Durban, ein glitzernder Juwel an der Südostküste Afrikas, ist die drittgrößte Stadt Südafrikas und die Hauptstadt von KwaZulu-Natal. Sie war seit vor der Kolonialisierung ein Zentrum des Seehandels und verfügt heute über ein blühendes Kunstzentrum, das die lebhaften Märkte und reichen Kulturen der Stadt perfekt ergänzt. Der Hafen von Durban ist ein natürlicher Halbmondhafen, gesäumt von weißem Sand und azurblauem Wasser, unterbrochen von den vielen Piers des Hafens, die wie die Blätter eines Fächers ins Wasser ragen. Die Strände der berühmten Golden Mile von Durban erstrecken sich entlang des Hafens und sind das ganze Jahr über beliebt, da sowohl Reisende als auch Einheimische die warmen, feuchten Sommer und milden, trockenen Winter Durans genießen.



Die Stadt Maputo wurde gegen Ende des 18. Jahrhunderts gegründet und ist von einer Vielzahl von Kulturen beeinflusst, darunter Bantu, Arabisch und Portugiesisch. Umgeben von wunderschöner kolonialer Architektur und atemberaubender Naturlandschaft ist sie eine ideale Basis, um die Region zu erkunden. Die Narben vergangener Kriege und Konflikte sind noch sichtbar, aber die Stadt regeneriert sich offensichtlich, und die ursprüngliche Schönheit sowie die kulturellen Attraktionen der Gegend können von Besuchern leicht geschätzt werden.
Bei Azamara® glauben wir, dass die unvergesslichsten Reiseziele abseits der ausgetretenen Pfade zu finden sind – und mit nur unbefestigten Straßen, die es mit dem Rest des Landes verbinden, passt Tolagnaro definitiv in dieses Bild. In den Indischen Ozean hineinragend, umgeben von halbmondförmigen Stränden auf drei Seiten, ist dieser abgelegene Hafen an der Südostküste Ihr Tor zu überirdischen Naturwundern, wenn Sie nach Madagaskar kreuzen.

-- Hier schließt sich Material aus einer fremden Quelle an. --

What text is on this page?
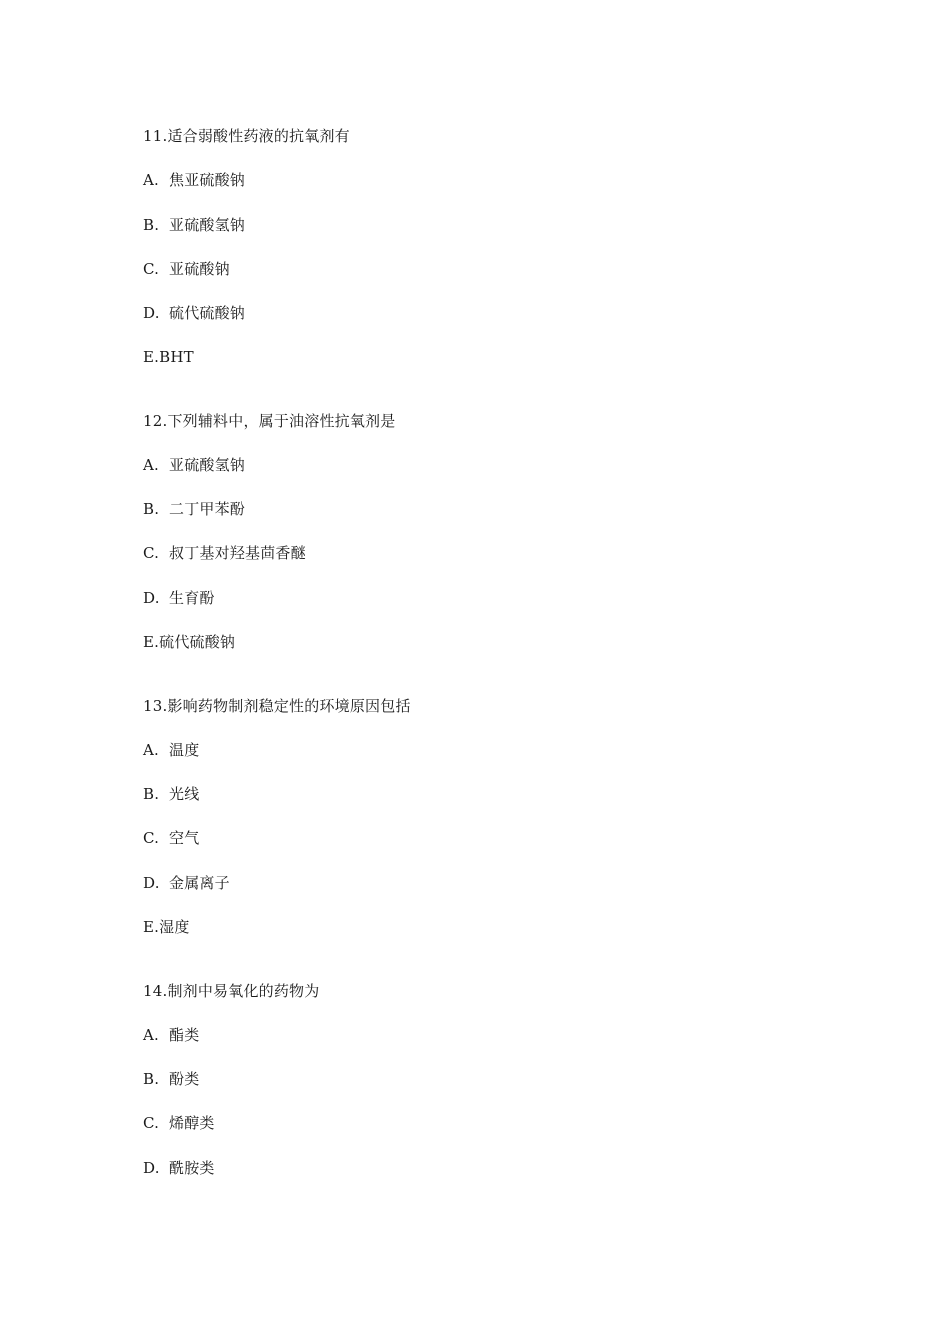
11.适合弱酸性药液的抗氧剂有
A. 焦亚硫酸钠
B. 亚硫酸氢钠
C. 亚硫酸钠
D. 硫代硫酸钠
E.BHT
12.下列辅料中，属于油溶性抗氧剂是
A. 亚硫酸氢钠
B. 二丁甲苯酚
C. 叔丁基对羟基茴香醚
D. 生育酚
E.硫代硫酸钠
13.影响药物制剂稳定性的环境原因包括
A. 温度
B. 光线
C. 空气
D. 金属离子
E.湿度
14.制剂中易氧化的药物为
A. 酯类
B. 酚类
C. 烯醇类
D. 酰胺类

Kreuzfahrt vor der Küste Madagaskars nach Pointe des Galets (oder einfach Le Port), einem Tor zu allem, was Réunion zu bieten hat. Es ist nicht schwer, Réunion auf der Landkarte zu übersehen. Schließlich ist diese charmante Insel, 500 Meilen vor der Küste Madagaskars gelegen, nur 30 Meilen breit. Doch nachdem Sie die majestätischen Vulkangipfel gesehen, die üppigen sanften Hügel erklommen und die palmengesäumten Straßen von Pointe des Galets entlang geschlendert sind, verwandelt sich die Insel in ein unvergessliches Reiseziel.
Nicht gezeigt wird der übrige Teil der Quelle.